Prove that $f: [0, \infty) \rightarrow \mathbb{R}, x \mapsto \sqrt{x}$ is consistently continuous
Let $\delta > 0$, let $\varepsilon > 0$, let $|x-x_{0}|< \delta$
$\Rightarrow$
$$|\sqrt{x}-\sqrt{x_{0}}| > |\sqrt{x-x_{0}}| < \sqrt{\delta} = \varepsilon$$
$$\delta = \varepsilon^{2}$$
Is it correct?
Several things are wrong with this "proof," the most critical of which is the end statement $\delta = \epsilon^2$. If you start with just $\delta > 0$ and $\epsilon >0$ and come to the conclusion that $\delta = \epsilon^2$ you can be sure you did something wrong.

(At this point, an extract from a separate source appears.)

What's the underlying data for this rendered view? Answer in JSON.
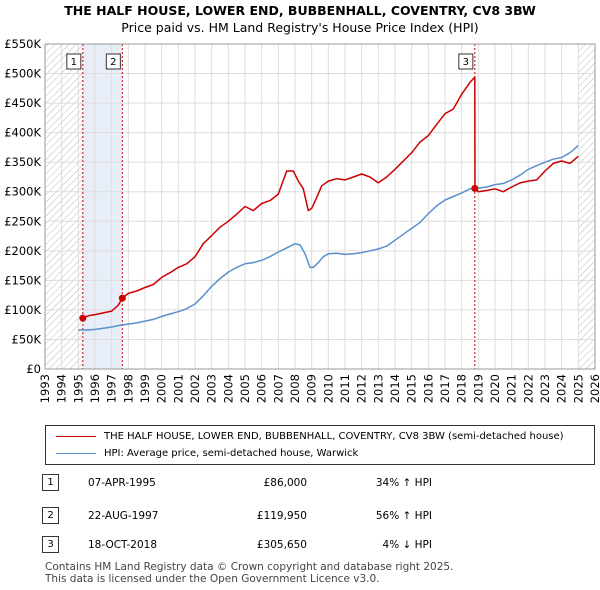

However, I see what you are doing: You are trying to find how small $\delta$ will have to be for any given $\epsilon$. Say you start with "Let $\delta = \frac14\epsilon^2$" and then proceed to say $$ | f(x) - f(x_0) | = |\sqrt{x}-\sqrt{x_0}| \leq \sqrt{|x-x_0|} = \sqrt{\delta} = \frac12 \epsilon < \epsilon $$ Well now you have something resembling a proof (though you should mention that this $\delta$ does not depend on $x_0$) but there is still a big step missing:
Why is $|\sqrt{x}-\sqrt{x_0}| \leq \sqrt{|x-x_0|}$ ????
That is the meaty part of the problem. The statement is true, but you need to prove it. (Hint: consider the case of $x>x_0$ and square both sides. Then consider other cases.)